2.20.2009

Emotional Recovery from C/S #1

The first few months with my new baby I never questioned the need for the c-section. I had trusted my OB to make the decision and I was just happy to have my darling little boy. He was an easy-going baby, napped a lot and hardly cried. That made it easy for me to just go with what happened. I was sad I had to have a c-section but I didn't question it and already knew I would try a vaginal birth the next time.

A mother on a messageboard I visited had her son shortly after mine and it was her story that got me to look into the realities of birth. She had a c-section for her first daughter but had a VBAC with all the rest. She had even given birth at home. In the water. Unassisted. Of course I thought she must be some crazy hippy or something, but she helped me see that maybe the "typical" hospital birth with interventions and fancy equipment wasn't all it's cracked up to be.

As I researched more about birth the what-ifs started to enter my mind. What if I had waited longer to go to the hospital? What if I hadn't gotten the epidural? What if I had walked around more to help get the baby into position? What if I had tried pushing in different positions instead of the one position that is actually one of the worst because it doesn't allow the pelvis to move open more? What if I had pushed longer? (They'd made it seem like 2hrs was way too long, but I researched and saw that 2-3hrs is actually normal for a first time mom.) And I knew that there was no way to know if my c-section had truly been necessary because we had not tried everything before going with it. My baby's heart rate was still ok and even though I was tired I could have pushed longer.

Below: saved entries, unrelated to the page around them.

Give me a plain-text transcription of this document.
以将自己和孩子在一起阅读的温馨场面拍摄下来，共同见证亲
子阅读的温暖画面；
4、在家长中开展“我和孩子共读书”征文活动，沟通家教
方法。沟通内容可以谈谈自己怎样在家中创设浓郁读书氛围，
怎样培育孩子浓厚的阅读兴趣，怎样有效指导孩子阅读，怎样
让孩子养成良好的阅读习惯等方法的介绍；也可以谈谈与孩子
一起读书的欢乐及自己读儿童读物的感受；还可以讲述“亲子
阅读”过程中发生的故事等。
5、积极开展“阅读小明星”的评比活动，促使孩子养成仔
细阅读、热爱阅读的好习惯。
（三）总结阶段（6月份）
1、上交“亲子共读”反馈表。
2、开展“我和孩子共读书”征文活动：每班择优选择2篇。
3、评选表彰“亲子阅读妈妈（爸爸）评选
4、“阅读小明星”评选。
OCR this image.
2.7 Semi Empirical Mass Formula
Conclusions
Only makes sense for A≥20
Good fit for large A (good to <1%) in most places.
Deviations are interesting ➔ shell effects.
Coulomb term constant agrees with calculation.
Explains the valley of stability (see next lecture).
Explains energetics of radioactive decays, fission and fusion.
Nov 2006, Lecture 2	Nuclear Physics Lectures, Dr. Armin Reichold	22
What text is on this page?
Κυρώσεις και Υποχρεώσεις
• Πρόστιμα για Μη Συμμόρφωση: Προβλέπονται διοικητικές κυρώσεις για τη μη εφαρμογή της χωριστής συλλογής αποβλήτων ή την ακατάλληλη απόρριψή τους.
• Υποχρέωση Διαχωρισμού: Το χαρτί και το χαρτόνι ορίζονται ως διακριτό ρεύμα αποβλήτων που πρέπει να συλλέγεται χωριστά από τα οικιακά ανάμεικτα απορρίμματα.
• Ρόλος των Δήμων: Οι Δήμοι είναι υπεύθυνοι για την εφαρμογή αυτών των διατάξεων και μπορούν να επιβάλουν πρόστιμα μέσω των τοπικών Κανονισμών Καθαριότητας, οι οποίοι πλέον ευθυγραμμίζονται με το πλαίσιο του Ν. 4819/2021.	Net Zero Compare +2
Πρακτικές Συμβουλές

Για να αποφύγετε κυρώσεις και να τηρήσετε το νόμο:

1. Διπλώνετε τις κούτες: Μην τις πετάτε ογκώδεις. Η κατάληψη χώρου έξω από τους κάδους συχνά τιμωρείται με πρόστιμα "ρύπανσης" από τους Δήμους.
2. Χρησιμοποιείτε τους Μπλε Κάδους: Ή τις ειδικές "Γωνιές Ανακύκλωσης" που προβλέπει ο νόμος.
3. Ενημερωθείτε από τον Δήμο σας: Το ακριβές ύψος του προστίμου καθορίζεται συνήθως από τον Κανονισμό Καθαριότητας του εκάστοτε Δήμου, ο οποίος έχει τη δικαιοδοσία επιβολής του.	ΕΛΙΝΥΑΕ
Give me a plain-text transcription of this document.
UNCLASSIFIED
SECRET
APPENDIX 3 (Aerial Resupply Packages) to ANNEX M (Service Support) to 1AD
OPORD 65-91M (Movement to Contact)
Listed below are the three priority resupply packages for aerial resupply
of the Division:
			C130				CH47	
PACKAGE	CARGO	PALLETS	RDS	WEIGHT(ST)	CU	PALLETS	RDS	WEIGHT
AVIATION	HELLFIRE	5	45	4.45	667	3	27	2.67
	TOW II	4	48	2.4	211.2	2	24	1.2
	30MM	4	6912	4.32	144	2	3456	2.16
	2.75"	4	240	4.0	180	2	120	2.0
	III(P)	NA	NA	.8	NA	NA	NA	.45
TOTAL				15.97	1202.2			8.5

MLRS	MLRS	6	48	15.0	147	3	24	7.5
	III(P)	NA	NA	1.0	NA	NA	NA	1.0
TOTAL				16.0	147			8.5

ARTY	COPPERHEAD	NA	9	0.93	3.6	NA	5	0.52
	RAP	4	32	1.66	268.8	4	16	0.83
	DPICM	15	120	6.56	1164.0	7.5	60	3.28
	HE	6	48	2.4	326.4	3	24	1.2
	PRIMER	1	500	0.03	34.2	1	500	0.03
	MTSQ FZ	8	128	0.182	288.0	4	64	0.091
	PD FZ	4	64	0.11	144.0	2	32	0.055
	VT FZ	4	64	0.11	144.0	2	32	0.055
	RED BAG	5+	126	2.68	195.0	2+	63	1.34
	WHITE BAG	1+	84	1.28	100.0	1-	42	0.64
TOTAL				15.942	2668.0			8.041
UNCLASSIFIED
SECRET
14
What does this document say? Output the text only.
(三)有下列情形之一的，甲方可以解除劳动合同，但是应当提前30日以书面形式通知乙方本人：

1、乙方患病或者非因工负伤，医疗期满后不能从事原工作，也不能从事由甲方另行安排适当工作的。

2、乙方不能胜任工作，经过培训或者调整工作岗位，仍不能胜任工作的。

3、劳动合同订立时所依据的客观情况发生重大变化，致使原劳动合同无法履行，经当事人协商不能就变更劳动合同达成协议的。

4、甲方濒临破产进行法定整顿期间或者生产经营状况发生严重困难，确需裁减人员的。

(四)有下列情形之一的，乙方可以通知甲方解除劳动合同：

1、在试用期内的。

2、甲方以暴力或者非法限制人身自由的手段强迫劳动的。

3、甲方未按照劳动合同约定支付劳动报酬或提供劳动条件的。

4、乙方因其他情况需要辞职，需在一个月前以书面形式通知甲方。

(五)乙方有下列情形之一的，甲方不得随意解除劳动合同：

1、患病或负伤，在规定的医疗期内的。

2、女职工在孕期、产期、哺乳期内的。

As I realized that there was so much more that could have been done I got angry. First I was angry at my OB for not suggesting anything other than the hospital norm. I was angry that she hadn't told me so many things. But then I realized she was just doing what she was taught and what she knew. I stopped being so angry at her and was angry with myself. How could I have been so ignorant about such an important thing as birth?! Why didn't I do all this research before? And I was angry at this country that has bring about this kind of situation for so many women. Nobody tells you to do your own research or look at alternative options. We are always told that the doctor knows best and we just follow blindly.

I also learned that having a VBAC is not as easy as you would think. Many doctors and hospital won't assist in them anymore. They say it is because of the risk of uterine rupture, which is a real risk but less than 1% and only a fraction of those are major problems, but really they are worried about themselves and getting sued. As one doctor has said "You don't get sued for doing a c-section, you get sued for not doing a c-section." meaning that they only get in trouble if they don't do a life-saving c-section in time, but not if they do a completely unnecessary one and the mom and baby don't die.

I decided that the next time I got pregnant I would have a homebirth, alone. I didn't want any chance that "they" would screw me over again. When Jason was almost 7 months old I got pregnant. It was not planned but I was excited, and I was eager to prove that my body worked just fine. Unfortunately I miscarried a few weeks later and that tempered my anger a bit. I realized that a c-section was preferable to losing a child. Of course I didn't want another c-section so I continued to research and do what I could to prepare myself for a VBAC the next time I got pregnant.

I would read birth stories that had ended in unplanned c-sections and go over in my mind what they maybe could have done differently. I read birth stories of beautiful natural births in hospitals, homes, and birth stories, and tell myself that I could do it. I would get angry all over again when I heard women say that they had no choice, or they had to do what their doctor said, or just follow along without bothering to do their own research. I had been just like them and did not want them to end up in my situation but there wasn't anything I could do to change it. Anytime they were told they had other options they would get defensive and angry, even while they lamented their situation. It was infuriating to see, so I just sat back and watched as my scenario replayed over and over in many of the women on my messageboards.

When Jason was almost a year old, I got pregnant again. I was so happy, although nervous about the possibility of another miscarriage. I switched to a midwife who worked in a group practice with other midwives and OBs. I had read that things would be so much better with a midwife, but honestly that group seemed no different than the OB I had seen before. The midwife I saw was more like what I have heard termed a MED-wife, pretty much the same as seeing an OB. Plus, because I was planning a VBAC she wouldn't even be able to oversee me, I would have to see the OBs in the group too. After just a few visits I realized I just was not comfortable with them and I switched back to my old OB.

I was thrilled when my OB was supportive of my choice to VBAC and have an un-medicated birth. I had been afraid that it would be a battle, but it was not. She told me that with the reason for my c-section (CPD and suspected macrosomia, which I know is a bunch of crap, really his head was just asynclitic) that I had maybe a 20% chance of success, but that she would do all she could to help me.

Obviously by this point I had decided to go ahead and give birth in the hospital again. If I had a planned a homebirth I knew I would get stressed out from my family being unsupportive, plus I decided that for my first VBAC I would be in the hospital "just in case" and the next time I could try an out-of-hospital birth.

Throughout that pregnancy I repeated positive affirmations to myself about how I am strong, my body knows what to do, my uterus is healed and strong, etc. That really helped me. I also stopped feeling anger towards my OB and took more responsibility for my own actions and preparedness.

The birth of my second son was what healed me the most.